Challenges for the Typical Sibling
The child with autism can require an overwhelming amount of attention from parents ranging from extraordinary hours of intervention to develop educational and life skills, behavioral oversight and modification, and personal care, among other needs. This may leave siblings left out, confused, anxious, angry, jealous, lonely or fearful. Their effort to share love and playtime with their affected sibling may result in the child with autism having a tantrum, becoming aggressive or being unresponsive, all which can frustrate their desire to have a typical sibling relationship. Reactions from others while the family is in public, or from school mates, may cause embarrassment. The typical sibling is likely to have many questions and concerns about what will happen to their sibling with autism and to themselves, both in the present and future.

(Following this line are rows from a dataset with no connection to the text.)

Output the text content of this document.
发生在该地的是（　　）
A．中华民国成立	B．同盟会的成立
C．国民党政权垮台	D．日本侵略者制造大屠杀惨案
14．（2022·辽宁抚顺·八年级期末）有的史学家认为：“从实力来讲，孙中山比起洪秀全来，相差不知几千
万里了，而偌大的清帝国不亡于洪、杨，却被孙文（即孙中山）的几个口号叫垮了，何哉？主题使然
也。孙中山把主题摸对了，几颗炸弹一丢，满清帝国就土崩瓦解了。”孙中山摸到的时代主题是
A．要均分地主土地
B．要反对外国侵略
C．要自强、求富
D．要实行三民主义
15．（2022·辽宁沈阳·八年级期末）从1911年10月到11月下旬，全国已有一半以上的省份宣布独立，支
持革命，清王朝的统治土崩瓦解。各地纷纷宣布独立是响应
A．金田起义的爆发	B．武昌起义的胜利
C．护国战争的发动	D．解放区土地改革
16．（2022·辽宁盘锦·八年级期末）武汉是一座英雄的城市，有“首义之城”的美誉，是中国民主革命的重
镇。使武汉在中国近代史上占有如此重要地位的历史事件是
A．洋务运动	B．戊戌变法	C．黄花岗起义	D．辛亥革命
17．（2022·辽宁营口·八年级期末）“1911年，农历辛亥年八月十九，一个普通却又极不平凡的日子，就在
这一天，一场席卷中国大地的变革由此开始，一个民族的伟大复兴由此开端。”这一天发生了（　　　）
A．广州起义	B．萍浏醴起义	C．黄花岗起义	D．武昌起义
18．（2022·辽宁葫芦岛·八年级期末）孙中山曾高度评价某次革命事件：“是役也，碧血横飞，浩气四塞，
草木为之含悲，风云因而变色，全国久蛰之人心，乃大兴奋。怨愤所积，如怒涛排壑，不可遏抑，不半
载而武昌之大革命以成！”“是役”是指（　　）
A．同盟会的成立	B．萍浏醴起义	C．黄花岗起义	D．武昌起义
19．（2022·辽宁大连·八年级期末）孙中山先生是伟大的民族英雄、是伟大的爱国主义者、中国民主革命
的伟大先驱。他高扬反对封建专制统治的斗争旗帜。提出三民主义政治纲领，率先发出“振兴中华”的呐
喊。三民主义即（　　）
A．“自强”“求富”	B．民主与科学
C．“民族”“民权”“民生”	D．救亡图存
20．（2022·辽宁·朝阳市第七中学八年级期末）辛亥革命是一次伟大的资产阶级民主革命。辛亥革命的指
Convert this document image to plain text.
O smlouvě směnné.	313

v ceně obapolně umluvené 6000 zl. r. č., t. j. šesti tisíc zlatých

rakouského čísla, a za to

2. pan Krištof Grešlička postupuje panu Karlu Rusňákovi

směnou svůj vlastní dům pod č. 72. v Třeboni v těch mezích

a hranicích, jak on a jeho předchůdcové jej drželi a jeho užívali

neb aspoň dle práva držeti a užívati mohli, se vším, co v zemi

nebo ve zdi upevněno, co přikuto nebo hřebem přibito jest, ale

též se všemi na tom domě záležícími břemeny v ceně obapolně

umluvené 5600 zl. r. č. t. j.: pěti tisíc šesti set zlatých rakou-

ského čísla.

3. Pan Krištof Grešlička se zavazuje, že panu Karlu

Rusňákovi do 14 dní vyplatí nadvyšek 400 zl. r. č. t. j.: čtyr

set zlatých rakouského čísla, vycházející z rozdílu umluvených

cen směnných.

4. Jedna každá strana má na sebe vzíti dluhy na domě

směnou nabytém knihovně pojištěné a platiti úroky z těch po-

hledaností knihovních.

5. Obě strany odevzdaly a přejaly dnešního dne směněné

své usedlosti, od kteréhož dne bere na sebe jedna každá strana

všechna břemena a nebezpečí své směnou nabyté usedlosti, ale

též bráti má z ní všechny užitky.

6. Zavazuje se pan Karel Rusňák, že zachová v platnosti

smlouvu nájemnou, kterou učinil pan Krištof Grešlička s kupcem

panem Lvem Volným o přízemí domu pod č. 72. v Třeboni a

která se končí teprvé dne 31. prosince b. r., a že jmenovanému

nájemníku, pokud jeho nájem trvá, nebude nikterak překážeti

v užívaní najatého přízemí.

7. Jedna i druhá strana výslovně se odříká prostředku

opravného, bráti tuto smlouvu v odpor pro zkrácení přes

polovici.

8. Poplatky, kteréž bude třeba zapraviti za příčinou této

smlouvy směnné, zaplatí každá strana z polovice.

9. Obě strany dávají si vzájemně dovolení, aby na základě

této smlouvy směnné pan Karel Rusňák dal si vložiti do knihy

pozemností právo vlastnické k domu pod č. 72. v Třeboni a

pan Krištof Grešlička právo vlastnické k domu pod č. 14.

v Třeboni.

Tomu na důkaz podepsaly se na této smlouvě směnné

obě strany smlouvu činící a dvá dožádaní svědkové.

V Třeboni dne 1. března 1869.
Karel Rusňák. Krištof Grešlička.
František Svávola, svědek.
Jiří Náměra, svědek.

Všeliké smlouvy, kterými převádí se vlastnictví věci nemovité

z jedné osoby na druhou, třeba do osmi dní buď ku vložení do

Goals of a Sibling Support Group
There are various programs to support typical siblings. Therapeutic recreation models may offer children a play environment, the most natural and welcoming atmosphere for children to learn and express themselves. This format revolves around positive growth and fun, rather than a problem-oriented or instructional approach. Goals of this model may include providing siblings of children on the autism spectrum with: a place to meet other children living with similar concerns; information about autism spectrum disorders as it relates to their age and family, to increase understanding and decrease misconceptions; a supported opportunity for the sibling with autism and typical sibling to play together, to learn activities and skills that will be appealing and fun; coping strategies and opportunities to practice and role model problem solving; a safe environment to express feelings and discuss challenges of having a sibling with a disability; and confidence and self-esteem, capturing their individual strengths and talents, their own special space to shine.